Open Rohit-Satyam opened 2 years ago
I came across a recent collaborative preprint by NCBI and several other institutes on best protocols for generation of Consensus assembly (see here). They recommend the following protocol
I also observed that you assign the Variants just based on VAF and not Allele Depth. For Example a variant might be supported by just 10X reads out of which 9 support it's presence. In that case VAF will be 0.8 but the depth at that region is not enough to say with confidence.
Another example from real data
MN908947.3 4184 . G A 42.872 PASS DP=69;DPS=30,39;Pool=2;vafator_af=0.88406;vafator_ac=61;vafator_dp=69;vafator_eaf=0.5;vafator_pu=1;vafator_pw=1;vafator_k=4;vafator_bq=4.5,13;vafator_mq=60,60;vafator_pos=182,175;vafator_rsmq=-0.055;vafator_rsmq_pv=0.95646;vafator_rsbq=2.088;vafator_rsbq_pv=0.03677;vafator_rspos=0.491;vafator_rspos_pv=0.62317 GT:GQ 1:43
Here we have DP=69
and if we were to set a Depth cutoff of 100 reads (As suggested by paper above) as well with VAF cutoff this variant won't pass.
Just added in #37 the FASTA sequences to the output.
Will follow up on the rest, the filtering by depth requires a thorough analysis from our side. The whole dataset of mutations in tabular format is publicly available here https://covigator.tron-mainz.de/download/variant_observation.csv.gz, that contains the VAF, DP and AC annotations for every variant call so the impact of such filtering could be evaluated there.
Hi @priesgo. Were you able to check the impact of such filtering. I realized that using criteria INFO/vafator_af < 0.5 || INFO/vafator_dp < 100 || INFO/vafator_ac < 50
affects clade assignment in some samples and filters a lot of reverse substitutions (Private Mutations) according to NextClade.
Apologies for ultra-late response @Rohit-Satyam , we have not looked into this yet. We will eventually get here.
FYI @johausmann
Stumbling upon this here. As a consensus sequence consumer - I'm very aware of some pipelines having a strong tendency to erroneously call reference when we know that it's unlikely to be the case due to phylogenetic placement.
What @Rohit-Satyam explains appears to be a possible mechanism to explain that.

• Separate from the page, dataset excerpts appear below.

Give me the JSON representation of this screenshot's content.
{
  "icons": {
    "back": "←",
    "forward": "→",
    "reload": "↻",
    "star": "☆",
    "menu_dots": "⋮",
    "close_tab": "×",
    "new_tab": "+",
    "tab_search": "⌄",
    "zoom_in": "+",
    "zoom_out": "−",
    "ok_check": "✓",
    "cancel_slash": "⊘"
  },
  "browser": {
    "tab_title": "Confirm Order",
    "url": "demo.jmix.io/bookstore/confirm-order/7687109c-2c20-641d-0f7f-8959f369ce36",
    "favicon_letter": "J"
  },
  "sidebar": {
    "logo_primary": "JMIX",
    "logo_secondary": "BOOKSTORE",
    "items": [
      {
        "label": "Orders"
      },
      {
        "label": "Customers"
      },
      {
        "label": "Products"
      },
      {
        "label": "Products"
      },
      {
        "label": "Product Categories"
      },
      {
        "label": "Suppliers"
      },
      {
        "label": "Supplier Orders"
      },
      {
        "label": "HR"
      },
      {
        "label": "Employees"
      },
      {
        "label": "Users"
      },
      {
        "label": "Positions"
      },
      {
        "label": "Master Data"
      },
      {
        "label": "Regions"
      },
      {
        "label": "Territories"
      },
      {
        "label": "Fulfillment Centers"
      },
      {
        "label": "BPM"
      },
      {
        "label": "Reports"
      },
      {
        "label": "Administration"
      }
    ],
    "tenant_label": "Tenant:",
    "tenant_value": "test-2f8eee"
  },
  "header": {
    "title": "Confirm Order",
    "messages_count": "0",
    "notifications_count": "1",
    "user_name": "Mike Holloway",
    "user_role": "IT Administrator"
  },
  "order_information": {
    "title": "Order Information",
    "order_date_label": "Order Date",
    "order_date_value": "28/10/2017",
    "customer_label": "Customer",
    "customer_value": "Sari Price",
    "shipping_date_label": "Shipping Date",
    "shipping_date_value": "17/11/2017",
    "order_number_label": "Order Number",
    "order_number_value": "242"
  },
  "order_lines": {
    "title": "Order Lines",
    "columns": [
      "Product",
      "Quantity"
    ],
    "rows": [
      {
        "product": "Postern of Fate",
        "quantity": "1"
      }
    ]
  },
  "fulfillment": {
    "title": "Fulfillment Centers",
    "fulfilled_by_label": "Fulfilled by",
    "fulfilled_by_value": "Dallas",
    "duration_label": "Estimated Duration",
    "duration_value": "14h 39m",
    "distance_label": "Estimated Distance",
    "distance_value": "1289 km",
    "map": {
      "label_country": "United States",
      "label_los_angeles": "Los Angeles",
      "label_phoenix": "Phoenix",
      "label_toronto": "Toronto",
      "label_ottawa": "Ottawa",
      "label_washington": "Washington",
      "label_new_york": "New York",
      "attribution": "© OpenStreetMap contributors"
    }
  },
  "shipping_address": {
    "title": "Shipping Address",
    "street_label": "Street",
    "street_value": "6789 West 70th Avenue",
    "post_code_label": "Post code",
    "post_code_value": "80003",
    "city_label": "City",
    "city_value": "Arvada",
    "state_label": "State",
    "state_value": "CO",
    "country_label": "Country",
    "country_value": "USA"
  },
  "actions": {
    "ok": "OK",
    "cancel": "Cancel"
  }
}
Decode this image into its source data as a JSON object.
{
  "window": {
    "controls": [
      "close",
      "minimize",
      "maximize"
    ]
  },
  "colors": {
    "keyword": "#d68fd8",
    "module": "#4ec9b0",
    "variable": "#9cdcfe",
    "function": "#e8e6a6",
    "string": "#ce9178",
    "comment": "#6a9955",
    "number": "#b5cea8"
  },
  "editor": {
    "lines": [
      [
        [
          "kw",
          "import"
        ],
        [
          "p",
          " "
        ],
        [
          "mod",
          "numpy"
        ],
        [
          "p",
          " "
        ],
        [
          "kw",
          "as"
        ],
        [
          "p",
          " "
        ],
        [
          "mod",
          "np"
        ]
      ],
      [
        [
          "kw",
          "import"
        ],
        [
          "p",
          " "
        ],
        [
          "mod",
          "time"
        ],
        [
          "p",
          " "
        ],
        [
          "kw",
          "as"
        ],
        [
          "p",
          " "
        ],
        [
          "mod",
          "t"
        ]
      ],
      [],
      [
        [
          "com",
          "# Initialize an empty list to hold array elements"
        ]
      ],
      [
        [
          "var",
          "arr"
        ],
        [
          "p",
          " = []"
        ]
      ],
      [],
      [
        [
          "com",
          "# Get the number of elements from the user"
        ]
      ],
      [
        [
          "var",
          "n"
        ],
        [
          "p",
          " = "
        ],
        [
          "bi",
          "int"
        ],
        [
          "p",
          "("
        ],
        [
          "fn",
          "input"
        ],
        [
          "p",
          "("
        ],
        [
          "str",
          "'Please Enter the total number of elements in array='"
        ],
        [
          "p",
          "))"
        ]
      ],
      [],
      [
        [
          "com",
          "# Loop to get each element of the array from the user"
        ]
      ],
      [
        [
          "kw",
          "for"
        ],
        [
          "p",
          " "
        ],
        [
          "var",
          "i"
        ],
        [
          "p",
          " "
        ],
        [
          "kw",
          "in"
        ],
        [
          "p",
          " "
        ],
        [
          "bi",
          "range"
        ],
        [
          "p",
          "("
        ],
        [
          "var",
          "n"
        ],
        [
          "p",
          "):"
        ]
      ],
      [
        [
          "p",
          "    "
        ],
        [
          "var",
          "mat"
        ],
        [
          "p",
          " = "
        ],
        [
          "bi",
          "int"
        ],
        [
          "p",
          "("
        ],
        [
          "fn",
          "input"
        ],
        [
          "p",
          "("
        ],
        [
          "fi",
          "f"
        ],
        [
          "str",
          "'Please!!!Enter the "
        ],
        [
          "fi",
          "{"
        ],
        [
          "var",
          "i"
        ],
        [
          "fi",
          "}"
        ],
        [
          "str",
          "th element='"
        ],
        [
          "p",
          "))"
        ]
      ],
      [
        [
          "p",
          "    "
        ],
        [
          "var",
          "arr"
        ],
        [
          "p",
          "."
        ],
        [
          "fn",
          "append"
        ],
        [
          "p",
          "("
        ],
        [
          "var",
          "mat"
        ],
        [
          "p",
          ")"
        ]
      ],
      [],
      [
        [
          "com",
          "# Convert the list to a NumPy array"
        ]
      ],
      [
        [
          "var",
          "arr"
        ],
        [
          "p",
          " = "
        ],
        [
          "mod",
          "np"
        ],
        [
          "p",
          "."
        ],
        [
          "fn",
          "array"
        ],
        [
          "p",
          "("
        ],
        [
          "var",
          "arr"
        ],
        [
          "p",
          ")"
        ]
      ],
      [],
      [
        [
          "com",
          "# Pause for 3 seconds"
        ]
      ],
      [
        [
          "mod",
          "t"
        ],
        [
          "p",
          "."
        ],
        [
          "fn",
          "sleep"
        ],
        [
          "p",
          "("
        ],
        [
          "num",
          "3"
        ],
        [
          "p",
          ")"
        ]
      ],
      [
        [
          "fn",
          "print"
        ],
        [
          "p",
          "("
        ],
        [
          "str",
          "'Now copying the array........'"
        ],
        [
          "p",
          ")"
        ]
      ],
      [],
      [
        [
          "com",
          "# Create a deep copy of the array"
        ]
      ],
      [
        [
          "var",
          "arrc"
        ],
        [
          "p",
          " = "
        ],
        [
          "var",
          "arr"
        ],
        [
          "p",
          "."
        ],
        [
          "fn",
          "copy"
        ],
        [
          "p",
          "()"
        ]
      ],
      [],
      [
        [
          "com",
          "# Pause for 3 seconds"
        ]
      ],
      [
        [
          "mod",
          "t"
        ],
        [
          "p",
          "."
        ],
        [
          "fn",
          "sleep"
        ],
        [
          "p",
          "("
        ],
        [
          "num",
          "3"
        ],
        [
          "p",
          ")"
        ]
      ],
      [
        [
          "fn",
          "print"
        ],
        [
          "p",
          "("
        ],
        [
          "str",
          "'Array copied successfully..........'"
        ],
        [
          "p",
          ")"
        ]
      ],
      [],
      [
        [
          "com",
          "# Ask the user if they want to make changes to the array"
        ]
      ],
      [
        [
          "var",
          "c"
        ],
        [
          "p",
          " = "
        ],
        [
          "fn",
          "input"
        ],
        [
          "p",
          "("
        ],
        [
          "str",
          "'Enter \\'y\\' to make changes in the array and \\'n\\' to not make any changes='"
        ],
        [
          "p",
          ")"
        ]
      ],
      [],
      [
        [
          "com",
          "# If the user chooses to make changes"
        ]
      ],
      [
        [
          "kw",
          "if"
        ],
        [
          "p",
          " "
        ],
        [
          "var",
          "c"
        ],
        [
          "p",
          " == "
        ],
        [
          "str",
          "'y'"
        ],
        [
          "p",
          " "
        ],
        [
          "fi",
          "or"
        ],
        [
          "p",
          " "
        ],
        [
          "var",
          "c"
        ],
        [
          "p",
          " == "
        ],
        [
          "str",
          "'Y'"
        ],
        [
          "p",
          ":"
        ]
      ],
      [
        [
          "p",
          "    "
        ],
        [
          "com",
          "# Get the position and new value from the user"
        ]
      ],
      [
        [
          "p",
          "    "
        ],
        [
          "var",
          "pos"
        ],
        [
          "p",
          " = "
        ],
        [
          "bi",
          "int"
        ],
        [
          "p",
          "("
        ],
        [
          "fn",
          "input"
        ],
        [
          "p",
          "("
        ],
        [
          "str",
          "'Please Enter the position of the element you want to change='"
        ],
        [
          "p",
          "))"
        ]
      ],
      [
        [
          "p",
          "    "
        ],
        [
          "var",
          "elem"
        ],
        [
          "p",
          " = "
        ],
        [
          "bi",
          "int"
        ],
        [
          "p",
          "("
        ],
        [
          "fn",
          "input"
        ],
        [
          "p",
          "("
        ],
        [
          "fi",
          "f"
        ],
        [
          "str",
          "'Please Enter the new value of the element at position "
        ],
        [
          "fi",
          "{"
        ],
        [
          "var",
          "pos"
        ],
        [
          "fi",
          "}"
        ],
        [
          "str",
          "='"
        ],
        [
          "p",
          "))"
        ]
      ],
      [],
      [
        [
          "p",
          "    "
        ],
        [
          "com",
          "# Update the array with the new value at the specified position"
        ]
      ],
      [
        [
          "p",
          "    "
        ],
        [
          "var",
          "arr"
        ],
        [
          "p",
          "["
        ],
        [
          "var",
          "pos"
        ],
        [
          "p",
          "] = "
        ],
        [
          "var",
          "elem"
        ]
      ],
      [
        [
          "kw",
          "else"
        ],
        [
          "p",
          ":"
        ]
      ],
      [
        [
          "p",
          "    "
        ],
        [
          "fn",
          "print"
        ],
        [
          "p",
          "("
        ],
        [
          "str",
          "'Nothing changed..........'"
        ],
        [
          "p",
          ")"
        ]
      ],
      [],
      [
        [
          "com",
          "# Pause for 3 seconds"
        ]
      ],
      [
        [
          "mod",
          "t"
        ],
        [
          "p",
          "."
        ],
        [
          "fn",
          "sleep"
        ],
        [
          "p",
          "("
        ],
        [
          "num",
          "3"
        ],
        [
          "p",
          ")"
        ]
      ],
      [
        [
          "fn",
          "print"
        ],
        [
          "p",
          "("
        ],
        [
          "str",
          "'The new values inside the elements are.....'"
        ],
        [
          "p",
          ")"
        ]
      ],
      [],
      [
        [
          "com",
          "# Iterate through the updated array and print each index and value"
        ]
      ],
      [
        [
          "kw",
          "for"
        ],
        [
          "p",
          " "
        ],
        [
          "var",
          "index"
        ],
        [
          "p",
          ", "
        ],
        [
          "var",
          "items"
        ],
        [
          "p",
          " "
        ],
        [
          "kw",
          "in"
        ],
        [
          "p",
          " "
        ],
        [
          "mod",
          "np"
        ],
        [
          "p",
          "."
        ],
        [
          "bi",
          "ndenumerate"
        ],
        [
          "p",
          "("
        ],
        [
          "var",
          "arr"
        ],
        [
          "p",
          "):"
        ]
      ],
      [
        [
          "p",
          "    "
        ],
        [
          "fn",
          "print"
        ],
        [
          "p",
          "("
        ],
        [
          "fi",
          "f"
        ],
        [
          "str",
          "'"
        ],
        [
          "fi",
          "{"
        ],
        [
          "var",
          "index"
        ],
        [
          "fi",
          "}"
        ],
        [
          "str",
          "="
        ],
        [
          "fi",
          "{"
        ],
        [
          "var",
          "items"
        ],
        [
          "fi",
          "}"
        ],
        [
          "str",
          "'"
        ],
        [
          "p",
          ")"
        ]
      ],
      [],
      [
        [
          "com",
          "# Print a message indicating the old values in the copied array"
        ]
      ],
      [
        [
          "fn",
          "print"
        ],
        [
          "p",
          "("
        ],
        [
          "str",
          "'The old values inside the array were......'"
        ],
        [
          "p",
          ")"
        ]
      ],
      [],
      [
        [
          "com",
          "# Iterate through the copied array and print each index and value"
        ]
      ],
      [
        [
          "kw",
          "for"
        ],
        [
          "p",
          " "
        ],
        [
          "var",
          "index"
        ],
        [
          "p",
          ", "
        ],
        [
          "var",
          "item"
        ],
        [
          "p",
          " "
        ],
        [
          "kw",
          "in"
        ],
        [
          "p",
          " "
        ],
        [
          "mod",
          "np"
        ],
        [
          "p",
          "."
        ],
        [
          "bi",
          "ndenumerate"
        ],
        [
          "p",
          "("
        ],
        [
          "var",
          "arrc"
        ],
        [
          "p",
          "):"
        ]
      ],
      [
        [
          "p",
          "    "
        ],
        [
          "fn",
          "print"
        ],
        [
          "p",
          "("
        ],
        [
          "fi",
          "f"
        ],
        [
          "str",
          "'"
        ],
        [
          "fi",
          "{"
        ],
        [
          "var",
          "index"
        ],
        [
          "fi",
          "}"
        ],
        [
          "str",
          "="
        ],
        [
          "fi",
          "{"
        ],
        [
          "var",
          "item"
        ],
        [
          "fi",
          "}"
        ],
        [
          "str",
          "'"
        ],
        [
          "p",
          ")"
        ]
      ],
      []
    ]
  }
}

@priesgo do you have a rough indication of how many sequences in GISAID were produced with this pipeline? Are there some labs that you know are using it? Unfortunately, submitters don't usually point out the pipeline they used.
Dear @priesgo
While going through the pipeline, I realized that the VCF2FASTA does not masks the regions of low coverage. In amplicon sequencing data, there might be regions deprived of reads. I think it make sense to mask such regions with Ns that we know are covered by less than 20 reads as we can't say about variant status in that region. Using the reference sequence in such regions might indicate that there is no variant in that region.
Besides, could you enable the pipeline to copy these fasta assemblies as well to the result directory. I tried using
--keep_intermediate
but it didn't help. I can see there is nopublishDir "${params.output}", mode: "copy"
forVCF2FASTA
process.EDIT 1: Also, I think the code take the normalized VCFs and without filtering the Low Frequency and Subclonal variants, it includes all of them in the assembly. Is this assembly good for GISAID submission? Because as you say in your documentation
Other low quality mutations are removed from the output.